London College of Communication recently hosted a group of students from RMIT University, Melbourne, Australia for a word- and image-based design workshop.
We asked Vanessa to tell us more about this workshop and the research project from which it developed.
Through the cityscape of the Elephant and the texts and narratives of its everyday life, the RMIT workshop re-imagined how graphic design could enable us to become more ‘writerly readers’ of our visual culture.
The collaboration and knowledge-sharing with RMIT is ongoing as students continue to develop the project back in Melbourne.
‘Writerly Readers’ is the ongoing research project I lead at LCC. The research has arisen from an archive of the practice-based Writerly Readers workshop undertaken by postgraduate students within the School of Design.
Since 2011, the visual case study for this word and image workshop has been the immediate area around LCC: the Elephant and Castle.

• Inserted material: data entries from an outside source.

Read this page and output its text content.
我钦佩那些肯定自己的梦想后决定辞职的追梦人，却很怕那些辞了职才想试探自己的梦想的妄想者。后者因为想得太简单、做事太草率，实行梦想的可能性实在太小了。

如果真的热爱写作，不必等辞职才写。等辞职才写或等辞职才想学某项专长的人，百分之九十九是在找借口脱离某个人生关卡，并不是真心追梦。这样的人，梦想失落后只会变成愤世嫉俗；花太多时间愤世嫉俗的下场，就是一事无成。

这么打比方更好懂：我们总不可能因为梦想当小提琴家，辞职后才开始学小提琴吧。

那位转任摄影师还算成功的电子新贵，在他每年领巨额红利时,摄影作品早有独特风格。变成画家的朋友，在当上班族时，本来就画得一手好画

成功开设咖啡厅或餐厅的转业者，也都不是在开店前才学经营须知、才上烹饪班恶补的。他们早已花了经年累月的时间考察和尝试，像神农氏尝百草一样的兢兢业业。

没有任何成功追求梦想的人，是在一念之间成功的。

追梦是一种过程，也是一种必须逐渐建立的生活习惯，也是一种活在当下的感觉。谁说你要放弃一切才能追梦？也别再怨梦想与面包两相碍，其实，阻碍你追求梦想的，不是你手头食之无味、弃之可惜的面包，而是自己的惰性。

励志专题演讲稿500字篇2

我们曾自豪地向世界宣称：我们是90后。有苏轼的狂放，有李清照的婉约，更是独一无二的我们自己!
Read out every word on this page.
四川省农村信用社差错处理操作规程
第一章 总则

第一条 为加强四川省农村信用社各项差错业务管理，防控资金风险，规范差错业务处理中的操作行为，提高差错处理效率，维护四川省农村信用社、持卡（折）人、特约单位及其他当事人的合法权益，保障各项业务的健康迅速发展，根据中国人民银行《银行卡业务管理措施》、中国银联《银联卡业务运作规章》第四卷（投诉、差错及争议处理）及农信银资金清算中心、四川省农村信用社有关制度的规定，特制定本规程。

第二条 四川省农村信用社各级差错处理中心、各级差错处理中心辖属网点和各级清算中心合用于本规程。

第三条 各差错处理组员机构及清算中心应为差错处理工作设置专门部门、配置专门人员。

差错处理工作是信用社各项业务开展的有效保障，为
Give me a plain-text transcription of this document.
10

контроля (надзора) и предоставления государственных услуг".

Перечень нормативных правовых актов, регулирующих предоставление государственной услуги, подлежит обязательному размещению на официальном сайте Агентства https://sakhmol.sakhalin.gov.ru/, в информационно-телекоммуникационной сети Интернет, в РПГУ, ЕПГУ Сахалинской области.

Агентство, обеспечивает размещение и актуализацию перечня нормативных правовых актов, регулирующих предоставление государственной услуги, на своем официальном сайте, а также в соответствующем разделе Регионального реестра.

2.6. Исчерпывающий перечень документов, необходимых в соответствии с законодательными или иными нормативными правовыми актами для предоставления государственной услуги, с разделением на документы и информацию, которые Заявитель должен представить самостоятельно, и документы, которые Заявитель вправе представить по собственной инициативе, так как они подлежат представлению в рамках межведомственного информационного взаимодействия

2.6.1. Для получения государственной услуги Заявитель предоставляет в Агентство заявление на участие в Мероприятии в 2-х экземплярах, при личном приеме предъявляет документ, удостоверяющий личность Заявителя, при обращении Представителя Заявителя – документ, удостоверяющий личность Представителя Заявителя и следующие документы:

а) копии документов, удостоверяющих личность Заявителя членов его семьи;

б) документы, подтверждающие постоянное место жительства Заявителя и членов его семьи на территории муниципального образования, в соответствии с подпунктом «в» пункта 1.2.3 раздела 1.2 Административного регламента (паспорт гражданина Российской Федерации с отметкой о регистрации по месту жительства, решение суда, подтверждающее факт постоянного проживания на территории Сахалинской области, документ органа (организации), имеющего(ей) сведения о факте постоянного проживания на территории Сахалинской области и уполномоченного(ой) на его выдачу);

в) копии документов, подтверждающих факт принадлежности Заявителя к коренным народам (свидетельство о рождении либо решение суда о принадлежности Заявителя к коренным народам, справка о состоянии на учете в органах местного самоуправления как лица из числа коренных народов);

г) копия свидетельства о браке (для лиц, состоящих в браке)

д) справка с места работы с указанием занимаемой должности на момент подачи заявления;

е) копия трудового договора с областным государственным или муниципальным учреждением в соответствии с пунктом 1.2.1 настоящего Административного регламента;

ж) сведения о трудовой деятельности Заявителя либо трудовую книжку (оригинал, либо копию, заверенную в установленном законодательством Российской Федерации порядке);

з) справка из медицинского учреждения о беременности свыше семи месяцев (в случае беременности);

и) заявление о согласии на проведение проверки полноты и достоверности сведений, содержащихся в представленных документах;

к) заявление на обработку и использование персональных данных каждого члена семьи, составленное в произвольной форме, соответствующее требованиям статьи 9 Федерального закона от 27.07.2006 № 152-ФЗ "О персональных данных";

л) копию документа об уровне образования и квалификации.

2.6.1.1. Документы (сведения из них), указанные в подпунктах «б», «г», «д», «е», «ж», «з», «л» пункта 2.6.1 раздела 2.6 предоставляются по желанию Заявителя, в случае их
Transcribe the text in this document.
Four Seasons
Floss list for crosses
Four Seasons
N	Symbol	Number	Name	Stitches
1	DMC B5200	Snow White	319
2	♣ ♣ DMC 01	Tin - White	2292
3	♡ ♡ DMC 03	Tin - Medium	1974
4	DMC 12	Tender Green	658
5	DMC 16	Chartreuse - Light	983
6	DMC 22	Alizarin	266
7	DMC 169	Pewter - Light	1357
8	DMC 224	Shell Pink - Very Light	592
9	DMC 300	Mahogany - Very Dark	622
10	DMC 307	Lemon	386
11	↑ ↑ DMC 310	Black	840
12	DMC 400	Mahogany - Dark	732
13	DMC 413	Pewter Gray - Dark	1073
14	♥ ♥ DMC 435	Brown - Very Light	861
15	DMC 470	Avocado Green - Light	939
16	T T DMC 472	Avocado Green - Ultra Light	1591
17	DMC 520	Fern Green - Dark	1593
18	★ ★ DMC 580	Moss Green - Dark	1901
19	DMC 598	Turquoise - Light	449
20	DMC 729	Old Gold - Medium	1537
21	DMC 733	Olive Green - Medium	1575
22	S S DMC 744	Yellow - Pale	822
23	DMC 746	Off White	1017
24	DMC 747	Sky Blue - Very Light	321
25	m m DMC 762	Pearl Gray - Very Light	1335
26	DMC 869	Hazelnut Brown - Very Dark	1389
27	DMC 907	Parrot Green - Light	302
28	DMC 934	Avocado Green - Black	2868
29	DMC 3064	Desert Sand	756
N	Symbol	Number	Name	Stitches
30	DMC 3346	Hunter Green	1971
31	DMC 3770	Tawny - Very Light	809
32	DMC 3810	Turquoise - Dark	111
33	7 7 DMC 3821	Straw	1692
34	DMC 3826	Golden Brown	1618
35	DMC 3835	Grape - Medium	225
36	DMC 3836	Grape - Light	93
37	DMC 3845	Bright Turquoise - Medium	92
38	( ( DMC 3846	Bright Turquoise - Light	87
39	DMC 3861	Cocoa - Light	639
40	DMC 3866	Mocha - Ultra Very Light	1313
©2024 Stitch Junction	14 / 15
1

The workshop asks participants to consider how we create and receive visual messages and argues for a model of design through which we can question the provenance of visual texts and the role of graphic design within the wider framework of visual communication.
As graphic design becomes increasingly synonymous with a contemporary visual discourse dominated by commercial advertising culture, a case emerges to develop a more collaborative process that could question the role of graphic design within the visual spectacle.
In considering relationships between authoring and receiving visual messages, the project argues for a model of design that invites the viewer to become more writerly readers of visual meaning.